Leutnantin Awn machte eine zweifelnde Geste. »Wer diese Waffen hierherschaffen kann, ohne dass wir sie bemerken, könnte auch in der Lage sein, die Tanmind aus Schwierigkeiten herauszuhalten. Oder glaubwürdig behaupten, sie könnten es tun.«

»Ah.« Leutnantin Skaaiat verstand sofort. »Eine geringe Ordnungsstrafe, wegen mildernder Umstände. Ohne Zweifel. Es dürfte jemand ganz oben sein. Eine sehr gefährliche Person. Aber warum?«

Leutnantin Awn sah mich an. »Gehen Sie zur Oberpriesterin und bitten Sie sie um einen Gefallen. Richten Sie ihr von mir aus, dass der Sturmalarm ständig besetzt sein sollte, auch wenn jetzt keine Regenzeit ist.« Der Alarm, eine ohrenbetäubende Sirene, befand sich auf dem Dach der Tempelresidenz. Wenn sie ertönte, wurden die Sturmrollläden an den meisten Gebäuden in der Unterstadt aktiviert, und in jedem Fall wurden die Bewohner jedes Gebäudes geweckt, dass nicht mit einer solchen Automatik ausgestattet war. »Bitten Sie sie, sich bereitzuhalten, den Alarm zu aktivieren, wenn ich sie dazu auffordere.«

»Ausgezeichnet«, sagte Leutnantin Skaaiat. »Dann wird sich ein Mob wenigstens etwas mehr anstrengen müssen, an den Rollläden vorbeizukommen. Und dann?«

»Vielleicht geschieht es gar nicht«, sagte Leutnantin Awn. »Was auch immer es ist, wir müssen es so nehmen, wie es kommt.«

Was am nächsten Morgen kam, war die Nachricht, dass Anaander Mianaai, die Herrin der Radch, uns irgendwann in den nächsten Tagen besuchen würde.

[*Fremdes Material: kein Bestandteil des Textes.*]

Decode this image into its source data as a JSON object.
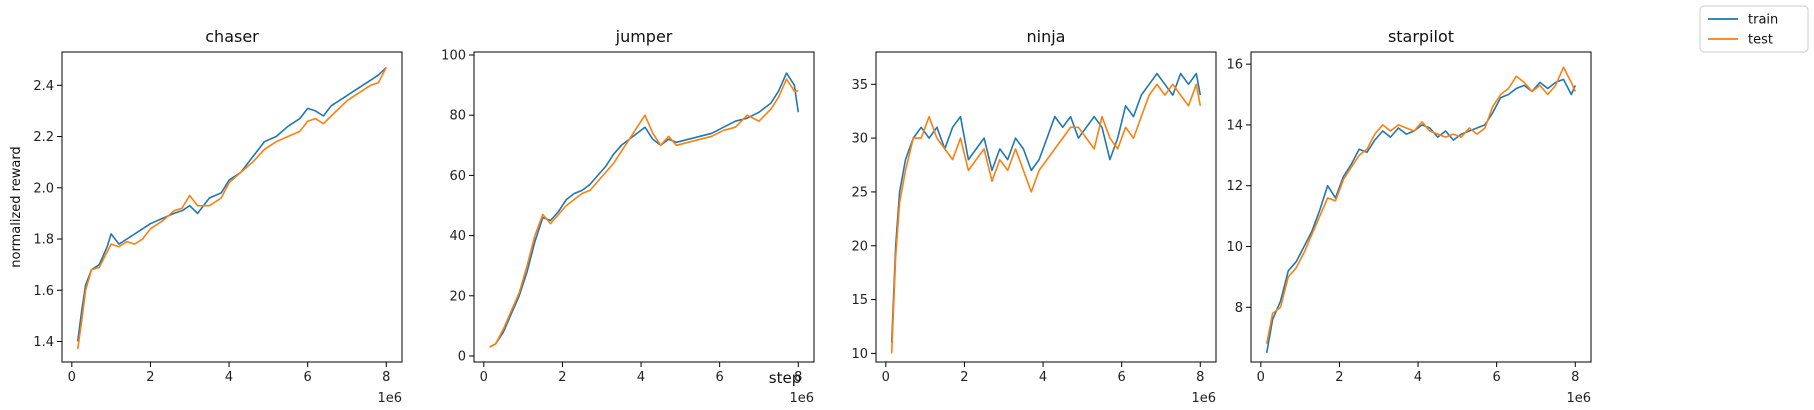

Seit dreitausend Jahren war Anaander Mianaai die absolute Herrscherin über das Radch-Territorium gewesen. Sie residierte in allen dreizehn Provinzpalästen und war bei jeder Annexion anwesend. Dazu war sie imstande, weil sie Tausende von Körpern besaß, allesamt genetisch identisch, alle miteinander verlinkt. Sie befand sich immer noch im Shis’urna-System, einige von ihr an Bord des Flaggschiffs dieser Annexion, der Schwert der Amaat, und einige in der Station Shis’urna. Sie war es, die die Radchaai-Gesetze machte und über Ausnahmen von diesen Gesetzen entschied. Sie war die höchste militärische Kommandantin, die höchste Oberpriesterin von Amaat, die Person, der letztlich alle Radchaai-Häuser als Klientinnen dienten.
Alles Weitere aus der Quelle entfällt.